Wednesday the FDA warned that heart attacks may be triggered by two specific injectable drugs, Lexiscan and Adenoscan, which are both manufactured by Astellas Pharma US.  The side effect is rare, but serious.

Blood flow to the heart muscle at rest and also during stress is measured by a cardiac nuclear stress test.  It’s usually recreated through having patients exercise while hooked up to electrodes connected to an electrocardiogram (EKG).

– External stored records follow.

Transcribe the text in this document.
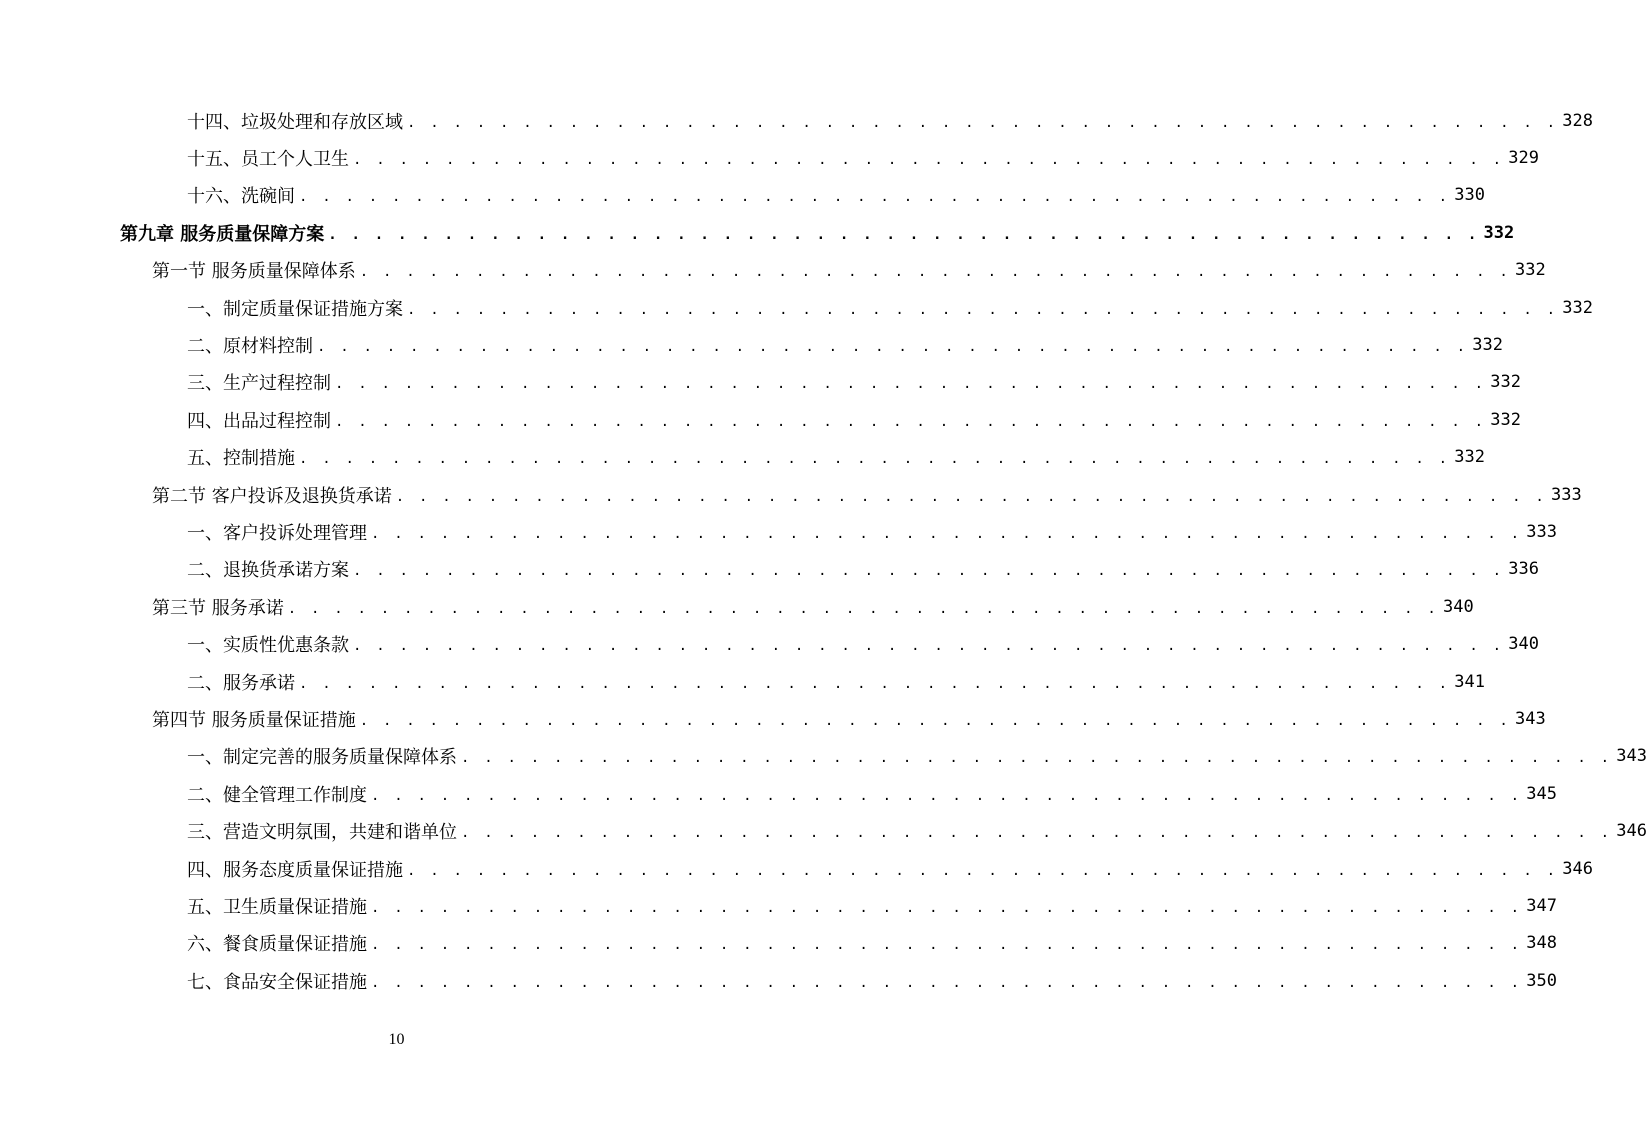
十四、垃圾处理和存放区域 . . . . . . . . . . . . . . . . . . . . . . . . . . . . . . . . . . . . . . . . . . . . . . . . . . 328
十五、员工个人卫生 . . . . . . . . . . . . . . . . . . . . . . . . . . . . . . . . . . . . . . . . . . . . . . . . . . 329
十六、洗碗间 . . . . . . . . . . . . . . . . . . . . . . . . . . . . . . . . . . . . . . . . . . . . . . . . . . 330
第九章 服务质量保障方案 . . . . . . . . . . . . . . . . . . . . . . . . . . . . . . . . . . . . . . . . . . . . . . . . . . 332
第一节 服务质量保障体系 . . . . . . . . . . . . . . . . . . . . . . . . . . . . . . . . . . . . . . . . . . . . . . . . . . 332
一、制定质量保证措施方案 . . . . . . . . . . . . . . . . . . . . . . . . . . . . . . . . . . . . . . . . . . . . . . . . . . 332
二、原材料控制 . . . . . . . . . . . . . . . . . . . . . . . . . . . . . . . . . . . . . . . . . . . . . . . . . . 332
三、生产过程控制 . . . . . . . . . . . . . . . . . . . . . . . . . . . . . . . . . . . . . . . . . . . . . . . . . . 332
四、出品过程控制 . . . . . . . . . . . . . . . . . . . . . . . . . . . . . . . . . . . . . . . . . . . . . . . . . . 332
五、控制措施 . . . . . . . . . . . . . . . . . . . . . . . . . . . . . . . . . . . . . . . . . . . . . . . . . . 332
第二节 客户投诉及退换货承诺 . . . . . . . . . . . . . . . . . . . . . . . . . . . . . . . . . . . . . . . . . . . . . . . . . . 333
一、客户投诉处理管理 . . . . . . . . . . . . . . . . . . . . . . . . . . . . . . . . . . . . . . . . . . . . . . . . . . 333
二、退换货承诺方案 . . . . . . . . . . . . . . . . . . . . . . . . . . . . . . . . . . . . . . . . . . . . . . . . . . 336
第三节 服务承诺 . . . . . . . . . . . . . . . . . . . . . . . . . . . . . . . . . . . . . . . . . . . . . . . . . . 340
一、实质性优惠条款 . . . . . . . . . . . . . . . . . . . . . . . . . . . . . . . . . . . . . . . . . . . . . . . . . . 340
二、服务承诺 . . . . . . . . . . . . . . . . . . . . . . . . . . . . . . . . . . . . . . . . . . . . . . . . . . 341
第四节 服务质量保证措施 . . . . . . . . . . . . . . . . . . . . . . . . . . . . . . . . . . . . . . . . . . . . . . . . . . 343
一、制定完善的服务质量保障体系 . . . . . . . . . . . . . . . . . . . . . . . . . . . . . . . . . . . . . . . . . . . . . . . . . . 343
二、健全管理工作制度 . . . . . . . . . . . . . . . . . . . . . . . . . . . . . . . . . . . . . . . . . . . . . . . . . . 345
三、营造文明氛围，共建和谐单位 . . . . . . . . . . . . . . . . . . . . . . . . . . . . . . . . . . . . . . . . . . . . . . . . . . 346
四、服务态度质量保证措施 . . . . . . . . . . . . . . . . . . . . . . . . . . . . . . . . . . . . . . . . . . . . . . . . . . 346
五、卫生质量保证措施 . . . . . . . . . . . . . . . . . . . . . . . . . . . . . . . . . . . . . . . . . . . . . . . . . . 347
六、餐食质量保证措施 . . . . . . . . . . . . . . . . . . . . . . . . . . . . . . . . . . . . . . . . . . . . . . . . . . 348
七、食品安全保证措施 . . . . . . . . . . . . . . . . . . . . . . . . . . . . . . . . . . . . . . . . . . . . . . . . . . 350
10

According to the Mayo Clinic, those who can’t exercise adequately for the test to work are given an injectable drug that increases blood flow to the heart muscle to stimulate exercise.  Lexiscan and Adeonscan are two such drugs that are given in those instances and why the FDA has issued the warning.

“Lexiscan and Adenoscan cause blood to flow preferentially to the healthier, unblocked or unobstructed arteries, which can reduce blood flow in the obstructed artery,” the FDA said in the its safety announcement. “In some cases, this reduced blood flow can lead to a heart attack, which can be fatal.’

Doctors should avoid using them in patients with signs or symptoms of unstable angina or heart problems because they might be at risk for a serious reaction.

“We recommend that health care professionals and their patients discuss any questions or concerns,” the FDA noted in the its safety announcement.